Essas três lições talvez sejam um ponto inicial para o tratamento do lado ‘duro’ do desenvolvimento. As fundações evidentemente não podem fazê-lo sozinhas. Elas – nós – devemos desempenhar o papel de convocadores, unindo diferentes players e fazendo as escolhas estratégicas corretas sobre onde e quando seus investimentos podem mobilizar outros parceiros locais e externos. Elas devem se basear em diferentes tipos de experiências e se expor a críticas e a fracassos. Elas devem assumir riscos e assumir compromissos de longo prazo com poucos efeitos visíveis a curto prazo, exatamente em uma época em que a pressão por ‘atingir as metas’ está crescendo em todos os lugares.

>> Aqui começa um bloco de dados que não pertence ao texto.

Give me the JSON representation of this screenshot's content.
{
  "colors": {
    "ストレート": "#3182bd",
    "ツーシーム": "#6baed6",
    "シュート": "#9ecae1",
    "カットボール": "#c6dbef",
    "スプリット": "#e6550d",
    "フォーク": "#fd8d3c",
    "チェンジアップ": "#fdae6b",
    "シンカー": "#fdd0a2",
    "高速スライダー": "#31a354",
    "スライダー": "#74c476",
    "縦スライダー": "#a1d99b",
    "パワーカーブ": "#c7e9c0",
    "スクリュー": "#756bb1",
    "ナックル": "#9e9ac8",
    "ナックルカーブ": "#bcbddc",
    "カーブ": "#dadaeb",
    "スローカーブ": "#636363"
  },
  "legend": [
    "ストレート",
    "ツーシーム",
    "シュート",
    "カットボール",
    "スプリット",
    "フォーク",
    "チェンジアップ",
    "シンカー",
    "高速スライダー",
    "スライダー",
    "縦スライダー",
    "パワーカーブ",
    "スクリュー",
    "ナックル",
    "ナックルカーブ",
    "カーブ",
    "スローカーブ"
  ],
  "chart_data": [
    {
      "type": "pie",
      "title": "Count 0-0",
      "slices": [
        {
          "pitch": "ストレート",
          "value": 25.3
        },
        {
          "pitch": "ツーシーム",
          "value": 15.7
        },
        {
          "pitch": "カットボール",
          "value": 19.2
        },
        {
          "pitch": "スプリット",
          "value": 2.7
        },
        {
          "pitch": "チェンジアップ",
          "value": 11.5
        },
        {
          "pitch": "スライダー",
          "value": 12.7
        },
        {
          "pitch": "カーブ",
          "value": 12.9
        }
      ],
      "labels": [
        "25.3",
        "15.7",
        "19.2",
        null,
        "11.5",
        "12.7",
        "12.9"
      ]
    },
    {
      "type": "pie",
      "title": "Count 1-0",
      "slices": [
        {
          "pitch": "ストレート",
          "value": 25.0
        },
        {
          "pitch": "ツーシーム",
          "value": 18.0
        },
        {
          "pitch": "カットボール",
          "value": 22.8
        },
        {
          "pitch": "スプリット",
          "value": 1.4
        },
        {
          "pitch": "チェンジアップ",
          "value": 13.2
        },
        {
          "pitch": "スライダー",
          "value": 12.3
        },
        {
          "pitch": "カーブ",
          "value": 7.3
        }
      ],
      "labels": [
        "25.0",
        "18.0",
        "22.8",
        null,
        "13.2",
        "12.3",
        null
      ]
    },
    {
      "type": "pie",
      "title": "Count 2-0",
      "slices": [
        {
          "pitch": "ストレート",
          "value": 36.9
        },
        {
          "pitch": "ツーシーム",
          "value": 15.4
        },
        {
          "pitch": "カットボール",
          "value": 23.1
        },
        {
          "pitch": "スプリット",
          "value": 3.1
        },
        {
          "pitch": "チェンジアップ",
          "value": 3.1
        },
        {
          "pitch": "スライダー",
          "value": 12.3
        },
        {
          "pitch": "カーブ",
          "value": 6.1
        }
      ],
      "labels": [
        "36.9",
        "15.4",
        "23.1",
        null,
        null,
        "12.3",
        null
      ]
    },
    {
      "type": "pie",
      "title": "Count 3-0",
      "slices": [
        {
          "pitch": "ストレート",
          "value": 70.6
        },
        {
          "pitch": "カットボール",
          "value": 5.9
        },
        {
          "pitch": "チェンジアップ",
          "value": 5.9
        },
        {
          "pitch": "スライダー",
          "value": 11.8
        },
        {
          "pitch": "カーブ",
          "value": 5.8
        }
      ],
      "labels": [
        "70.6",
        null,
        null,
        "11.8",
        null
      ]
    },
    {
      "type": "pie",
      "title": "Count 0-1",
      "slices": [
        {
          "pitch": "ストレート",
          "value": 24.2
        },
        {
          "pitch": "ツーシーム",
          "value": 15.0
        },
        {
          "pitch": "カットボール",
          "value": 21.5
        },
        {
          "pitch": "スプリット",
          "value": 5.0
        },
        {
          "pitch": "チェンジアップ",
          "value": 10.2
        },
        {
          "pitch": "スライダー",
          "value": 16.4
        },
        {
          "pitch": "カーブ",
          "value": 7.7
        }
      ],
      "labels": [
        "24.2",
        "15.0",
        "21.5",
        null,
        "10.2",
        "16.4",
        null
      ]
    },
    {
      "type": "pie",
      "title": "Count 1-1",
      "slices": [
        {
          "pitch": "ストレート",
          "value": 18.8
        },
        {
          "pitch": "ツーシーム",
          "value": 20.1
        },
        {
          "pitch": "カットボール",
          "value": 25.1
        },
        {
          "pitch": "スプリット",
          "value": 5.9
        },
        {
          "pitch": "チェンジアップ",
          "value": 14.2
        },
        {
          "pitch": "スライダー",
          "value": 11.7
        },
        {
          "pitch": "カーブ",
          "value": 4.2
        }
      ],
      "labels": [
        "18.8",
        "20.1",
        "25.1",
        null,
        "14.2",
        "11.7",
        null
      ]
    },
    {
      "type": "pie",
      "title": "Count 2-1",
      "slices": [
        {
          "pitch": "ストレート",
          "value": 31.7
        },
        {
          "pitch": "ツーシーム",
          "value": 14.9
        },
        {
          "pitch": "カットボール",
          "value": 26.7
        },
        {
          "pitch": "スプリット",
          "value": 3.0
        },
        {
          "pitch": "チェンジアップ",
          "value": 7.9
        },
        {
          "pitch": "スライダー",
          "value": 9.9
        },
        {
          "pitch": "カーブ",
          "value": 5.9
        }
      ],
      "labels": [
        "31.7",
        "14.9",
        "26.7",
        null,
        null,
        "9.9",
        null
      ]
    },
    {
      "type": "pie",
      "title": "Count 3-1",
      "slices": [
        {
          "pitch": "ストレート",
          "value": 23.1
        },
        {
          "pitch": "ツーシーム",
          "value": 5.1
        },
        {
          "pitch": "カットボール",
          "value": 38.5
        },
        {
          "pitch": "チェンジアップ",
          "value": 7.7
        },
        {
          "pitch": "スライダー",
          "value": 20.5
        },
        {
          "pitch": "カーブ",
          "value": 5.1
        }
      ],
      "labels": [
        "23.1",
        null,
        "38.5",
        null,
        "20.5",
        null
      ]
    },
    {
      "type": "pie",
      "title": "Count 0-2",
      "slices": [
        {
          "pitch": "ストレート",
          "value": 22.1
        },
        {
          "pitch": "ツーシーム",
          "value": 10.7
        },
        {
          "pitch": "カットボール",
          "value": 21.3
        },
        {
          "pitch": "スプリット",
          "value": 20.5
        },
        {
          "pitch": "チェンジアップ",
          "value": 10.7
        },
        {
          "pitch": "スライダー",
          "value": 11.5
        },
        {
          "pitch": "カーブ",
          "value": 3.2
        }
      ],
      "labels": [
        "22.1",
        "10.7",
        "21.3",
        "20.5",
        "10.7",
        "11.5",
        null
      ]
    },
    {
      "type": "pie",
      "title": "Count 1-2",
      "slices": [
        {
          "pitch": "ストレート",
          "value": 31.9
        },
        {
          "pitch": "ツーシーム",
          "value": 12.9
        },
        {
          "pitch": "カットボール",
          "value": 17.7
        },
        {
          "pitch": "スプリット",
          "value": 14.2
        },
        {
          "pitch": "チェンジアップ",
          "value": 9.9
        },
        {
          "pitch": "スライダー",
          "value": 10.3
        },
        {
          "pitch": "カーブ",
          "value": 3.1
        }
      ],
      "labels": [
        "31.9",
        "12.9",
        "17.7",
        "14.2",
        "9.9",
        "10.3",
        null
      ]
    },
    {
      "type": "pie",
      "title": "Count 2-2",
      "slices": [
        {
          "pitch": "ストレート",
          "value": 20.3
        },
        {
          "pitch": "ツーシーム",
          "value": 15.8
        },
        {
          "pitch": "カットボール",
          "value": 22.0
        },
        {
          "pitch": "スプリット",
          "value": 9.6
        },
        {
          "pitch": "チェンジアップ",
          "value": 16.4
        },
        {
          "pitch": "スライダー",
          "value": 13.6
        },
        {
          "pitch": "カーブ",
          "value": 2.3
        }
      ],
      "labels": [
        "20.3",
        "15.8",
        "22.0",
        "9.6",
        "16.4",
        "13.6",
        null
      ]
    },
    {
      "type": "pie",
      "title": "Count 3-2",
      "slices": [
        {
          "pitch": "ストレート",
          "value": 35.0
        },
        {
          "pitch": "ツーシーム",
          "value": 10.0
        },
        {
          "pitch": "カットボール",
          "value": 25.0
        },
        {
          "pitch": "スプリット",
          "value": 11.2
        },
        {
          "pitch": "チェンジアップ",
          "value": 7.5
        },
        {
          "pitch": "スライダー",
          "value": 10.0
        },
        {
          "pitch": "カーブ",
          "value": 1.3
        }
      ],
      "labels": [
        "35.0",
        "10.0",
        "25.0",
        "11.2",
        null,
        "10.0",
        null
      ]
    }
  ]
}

Em democracias fracas, ajudar as comunidades a construir seu próprio futuro muitas vezes envolve afetar o equilíbrio estabelecido entre o poder econômico e o poder político. Investir na capacidade de comunidades privadas de seus direitos civis fazerem isso é uma estratégia política, não econômica. A democratização das relações de poder, através da ajuda para aumentar a voz e a participação daqueles que são afetados pelo desenvolvimento econômico desigual, está implícita nessa opção política.
As fundações estão preparadas e desejam enfrentar esse desafio?